Not that the series is some relentless Bergman downer. Far from it - the world Publick and Hammer have sketched out mashes together every trope from the classic age of sci-fi and boys' fantasy. The multiplicity of supervillains and influences isn't too surprising, since Publick (whose real name is Christopher McCulloch) cut his teeth working for The Tick creator Ben Edlund on the comic, animated, and live-action versions of that superhero parody. It's the other pop culture lifts that surprise. Depeche Mode's David Gahan shows up at a super-science yard sale. David Bowie, as mentioned above, is the superpowered figurehead of the Guild of Calamitous Intent.

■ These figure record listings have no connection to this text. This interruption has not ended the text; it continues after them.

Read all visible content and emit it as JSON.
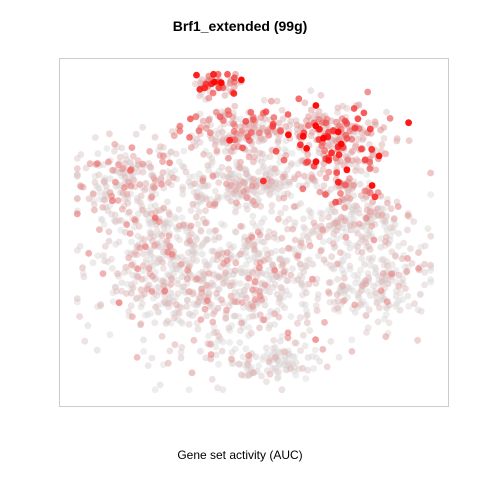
{
  "chart_data": {
    "type": "scatter",
    "title": "Brf1_extended (99g)",
    "xlabel": "",
    "ylabel": "",
    "legend_title": "Gene set activity (AUC)",
    "axes_visible": false,
    "grid": false,
    "panel_border": true,
    "xlim": [
      -40,
      40
    ],
    "ylim": [
      -40,
      40
    ],
    "color_scale": {
      "low": "#d9d9d9",
      "high": "#ff0000"
    },
    "clusters": [
      {
        "cx": -27,
        "cy": 12,
        "rx": 11,
        "ry": 9,
        "n": 180,
        "activity": 0.22
      },
      {
        "cx": -20,
        "cy": -8,
        "rx": 15,
        "ry": 18,
        "n": 420,
        "activity": 0.14
      },
      {
        "cx": -4,
        "cy": 24,
        "rx": 10,
        "ry": 6,
        "n": 170,
        "activity": 0.35
      },
      {
        "cx": -2,
        "cy": 12,
        "rx": 14,
        "ry": 6,
        "n": 220,
        "activity": 0.13
      },
      {
        "cx": 0,
        "cy": -12,
        "rx": 16,
        "ry": 18,
        "n": 450,
        "activity": 0.18
      },
      {
        "cx": 17,
        "cy": 23,
        "rx": 12,
        "ry": 7,
        "n": 240,
        "activity": 0.62
      },
      {
        "cx": 20,
        "cy": 12,
        "rx": 8,
        "ry": 4,
        "n": 80,
        "activity": 0.48
      },
      {
        "cx": 22,
        "cy": 2,
        "rx": 12,
        "ry": 6,
        "n": 170,
        "activity": 0.12
      },
      {
        "cx": 26,
        "cy": -12,
        "rx": 10,
        "ry": 10,
        "n": 190,
        "activity": 0.1
      },
      {
        "cx": -8,
        "cy": 36,
        "rx": 5,
        "ry": 2.5,
        "n": 60,
        "activity": 0.58
      },
      {
        "cx": 5,
        "cy": -32,
        "rx": 9,
        "ry": 4,
        "n": 90,
        "activity": 0.08
      }
    ]
  }
}
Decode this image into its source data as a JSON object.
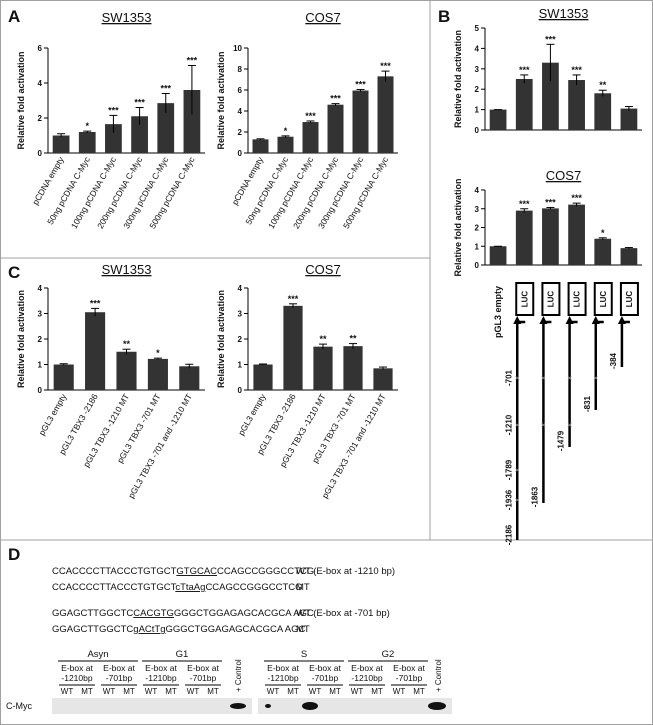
{
  "panel_labels": [
    "A",
    "B",
    "C",
    "D"
  ],
  "chart_data": [
    {
      "type": "bar",
      "title": "SW1353",
      "y_label": "Relative fold activation",
      "categories": [
        "pCDNA empty",
        "50ng pCDNA C-Myc",
        "100ng pCDNA C-Myc",
        "200ng pCDNA C-Myc",
        "300ng pCDNA C-Myc",
        "500ng pCDNA C-Myc"
      ],
      "values": [
        1.0,
        1.2,
        1.65,
        2.1,
        2.85,
        3.6
      ],
      "errors": [
        0.1,
        0.05,
        0.5,
        0.5,
        0.55,
        1.4
      ],
      "significance": [
        null,
        "*",
        "***",
        "***",
        "***",
        "***"
      ],
      "color": "#333333",
      "ylim": [
        0,
        6
      ],
      "yticks": [
        0,
        2,
        4,
        6
      ]
    },
    {
      "type": "bar",
      "title": "COS7",
      "y_label": "Relative fold activation",
      "categories": [
        "pCDNA empty",
        "50ng pCDNA C-Myc",
        "100ng pCDNA C-Myc",
        "200ng pCDNA C-Myc",
        "300ng pCDNA C-Myc",
        "500ng pCDNA C-Myc"
      ],
      "values": [
        1.3,
        1.55,
        2.95,
        4.6,
        5.95,
        7.3
      ],
      "errors": [
        0.05,
        0.08,
        0.1,
        0.1,
        0.1,
        0.5
      ],
      "significance": [
        null,
        "*",
        "***",
        "***",
        "***",
        "***"
      ],
      "color": "#333333",
      "ylim": [
        0,
        10
      ],
      "yticks": [
        0,
        2,
        4,
        6,
        8,
        10
      ]
    },
    {
      "type": "bar",
      "title": "SW1353",
      "y_label": "Relative fold activation",
      "values": [
        1.0,
        2.5,
        3.3,
        2.45,
        1.8,
        1.05
      ],
      "errors": [
        0,
        0.2,
        0.9,
        0.25,
        0.15,
        0.1
      ],
      "significance": [
        null,
        "***",
        "***",
        "***",
        "**",
        null
      ],
      "color": "#333333",
      "ylim": [
        0,
        5
      ],
      "yticks": [
        0,
        1,
        2,
        3,
        4,
        5
      ]
    },
    {
      "type": "bar",
      "title": "COS7",
      "y_label": "Relative fold activation",
      "values": [
        1.0,
        2.9,
        3.02,
        3.22,
        1.4,
        0.9
      ],
      "errors": [
        0,
        0.1,
        0.05,
        0.08,
        0.05,
        0.03
      ],
      "significance": [
        null,
        "***",
        "***",
        "***",
        "*",
        null
      ],
      "color": "#333333",
      "ylim": [
        0,
        4
      ],
      "yticks": [
        0,
        1,
        2,
        3,
        4
      ]
    },
    {
      "type": "bar",
      "title": "SW1353",
      "y_label": "Relative fold activation",
      "categories": [
        "pGL3 empty",
        "pGL3 TBX3 -2186",
        "pGL3 TBX3 -1210 MT",
        "pGL3 TBX3 -701 MT",
        "pGL3 TBX3 -701 and -1210 MT"
      ],
      "values": [
        1.0,
        3.05,
        1.5,
        1.22,
        0.93
      ],
      "errors": [
        0.03,
        0.15,
        0.1,
        0.03,
        0.08
      ],
      "significance": [
        null,
        "***",
        "**",
        "*",
        null
      ],
      "color": "#333333",
      "ylim": [
        0,
        4
      ],
      "yticks": [
        0,
        1,
        2,
        3,
        4
      ]
    },
    {
      "type": "bar",
      "title": "COS7",
      "y_label": "Relative fold activation",
      "categories": [
        "pGL3 empty",
        "pGL3 TBX3 -2186",
        "pGL3 TBX3 -1210 MT",
        "pGL3 TBX3 -701 MT",
        "pGL3 TBX3 -701 and -1210 MT"
      ],
      "values": [
        1.0,
        3.3,
        1.7,
        1.72,
        0.85
      ],
      "errors": [
        0.02,
        0.08,
        0.1,
        0.1,
        0.05
      ],
      "significance": [
        null,
        "***",
        "**",
        "**",
        null
      ],
      "color": "#333333",
      "ylim": [
        0,
        4
      ],
      "yticks": [
        0,
        1,
        2,
        3,
        4
      ]
    }
  ],
  "promoter_diagram": {
    "empty_label": "pGL3 empty",
    "box_label": "LUC",
    "constructs": [
      [
        "-701",
        "-1210",
        "-1789",
        "-1936",
        "-2186"
      ],
      [
        "-1863"
      ],
      [
        "-1479"
      ],
      [
        "-831"
      ],
      [
        "-384"
      ]
    ]
  },
  "sequences": [
    {
      "parts": [
        "CCACCCCTTACCCTGTGCT",
        "GTGCAC",
        "CCAGCCGGGCCTCG"
      ],
      "label": "WT (E-box at -1210 bp)"
    },
    {
      "parts": [
        "CCACCCCTTACCCTGTGCT",
        "cTtaAg",
        "CCAGCCGGGCCTCG"
      ],
      "label": "MT"
    },
    {
      "parts": [
        "GGAGCTTGGCTC",
        "CACGTG",
        "GGGCTGGAGAGCACGCA AGC"
      ],
      "label": "WT (E-box at -701 bp)"
    },
    {
      "parts": [
        "GGAGCTTGGCTC",
        "gACtTg",
        "GGGCTGGAGAGCACGCA AGC"
      ],
      "label": "MT"
    }
  ],
  "gel": {
    "groups": [
      "Asyn",
      "G1",
      "S",
      "G2"
    ],
    "subgroups": [
      [
        "E-box at",
        "-1210bp"
      ],
      [
        "E-box at",
        "-701bp"
      ]
    ],
    "lanes": [
      "WT",
      "MT"
    ],
    "control": "+ Control",
    "row_label": "C-Myc"
  }
}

Nods like that distinguish the Venture Brothers and make Hammer and Publick's ambitions a little clearer. The cartoonists aren't simply slapping a show together. They're synthesizing everything they like about pop culture into one narrative, one over-arching science fiction vision. What Robert Anton Wilson did with conspiracy theories, Hammer and Publick do with science fiction, mystery-solving kids, and new wave rock.

Reason spoke with Publick over the phone from his home in New York.

Reason: Why create a sci-fi/adventure/action series about failure?

Jackson Publick: The basic idea of The Venture Brothers was taking the world of Jonny Quest and jumping back into 30 years later, seeing how someone who grew up like Jonny -- with that kind of space race enthusiasm and disregard for other cultures -- would turn out. Dr. Venture is a boy genius who didn't grow up to be what he should have been. Doc has really said it best: The beauty of failure is the beauty of human beings.

Reason: And I suppose you're not just talking about the failure of superheroes, because these fantasy science stories were produced by a culture that was high on superscience -- beating the Russians to the Moon, curing every disease, etc.

JP: That's the deeper thing behind it -- it's me voicing my disappointment that we don't have that kind of magic going on any more, that level of enthusiasm and hope. That extends to the kind of cultural stuff that was going on in the 60s, a youthful generation thinking they could change the world. I'm voicing my displeasure at having been born in a time when some of that magic, for lack of a better word, is gone, and some of those promises that were made in all of our pop culture were never met. My laptop is the coolest thing that's come out of that. I'm still waiting on my jet pack.

Reason: You seem to take some pleasure out of the terrible flaws you write into these characters.

JP: Well, read any biography on one of your heroes or any great man. One thing you discover is that all of their closets were full of rotten skeletons. You find out Eisenhower had a mistress, you find out that Frank Lloyd Wright was an asshole.